Hester Why travels to the Cornish coast to take up a position as a lady’s maid. Right away, we know something is wrong, because Hester is traveling under an assumed name and is drinking. When she arrives at Morvoren House, it seems a strange household. The mistress, Louise Pinecroft, is a frail woman who hardly speaks and refuses to leave a drawing room full of china, even though the room is freezing.

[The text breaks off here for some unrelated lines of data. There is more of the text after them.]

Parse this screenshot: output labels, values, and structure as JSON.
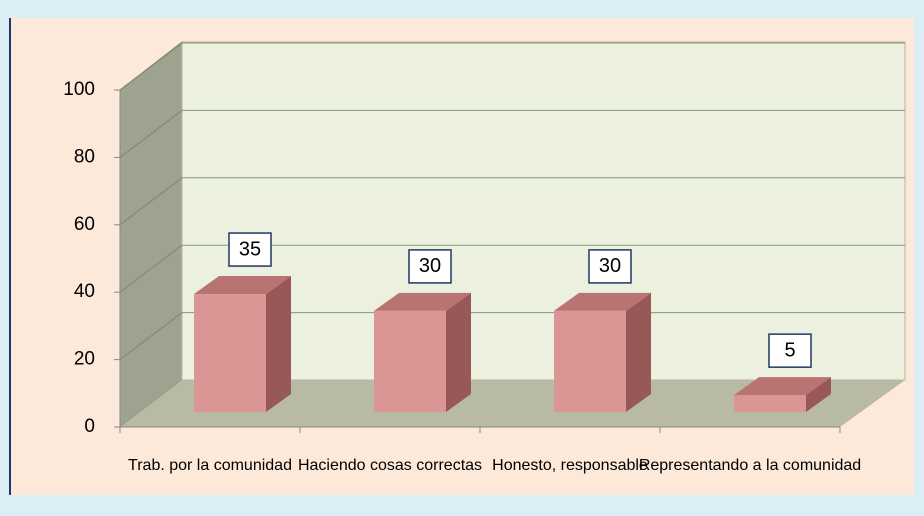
{
  "chart_data": {
    "type": "bar3d",
    "categories": [
      "Trab. por la comunidad",
      "Haciendo cosas correctas",
      "Honesto, responsable",
      "Representando a la comunidad"
    ],
    "values": [
      35,
      30,
      30,
      5
    ],
    "color": "#d99694",
    "ylim": [
      0,
      100
    ],
    "yticks": [
      0,
      20,
      40,
      60,
      80,
      100
    ],
    "grid": true
  }
}
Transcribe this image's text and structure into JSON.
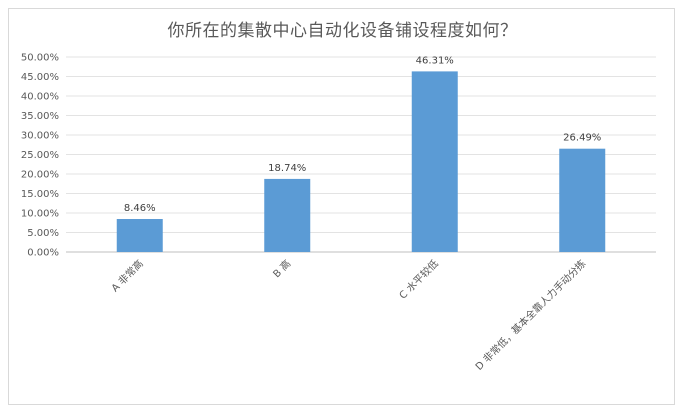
{
  "chart_data": {
    "type": "bar",
    "title": "你所在的集散中心自动化设备铺设程度如何？",
    "categories": [
      "A 非常高",
      "B 高",
      "C 水平较低",
      "D 非常低，基本全靠人力手动分拣"
    ],
    "values": [
      8.46,
      18.74,
      46.31,
      26.49
    ],
    "data_labels": [
      "8.46%",
      "18.74%",
      "46.31%",
      "26.49%"
    ],
    "ylim": [
      0,
      50
    ],
    "y_ticks": [
      "0.00%",
      "5.00%",
      "10.00%",
      "15.00%",
      "20.00%",
      "25.00%",
      "30.00%",
      "35.00%",
      "40.00%",
      "45.00%",
      "50.00%"
    ],
    "grid": true,
    "legend": "none",
    "bar_color": "#5b9bd5"
  }
}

Aside from an adopted daughter who, although adult, is treated like a child, there are only servants, including Creeda, a disturbing woman who is obsessed with fairies.

Forty years earlier, Louise Pinecroft and her father arrive at Morvoren House. Dr. Pinecroft has purchased the house because it sits above some caves on a beach. He has a theory that clean, damp sea air could cure consumptives, so he has arranged for some consumptive convicts to live in huts built in the caves below the house. Neither Louise nor her father is thinking very clearly, because their entire family recently died of consumption, after which Dr. Pinecroft lost all his patients because he couldn’t save his family.

This gothic novel is set in two unnamed periods, most likely in the 19th century. It is about two women whose need to be needed basically shipwrecks their lives. It is fairly creepy, although I thought the ending was kind of all over the place. Still, Purcell knows how to write a page-turner.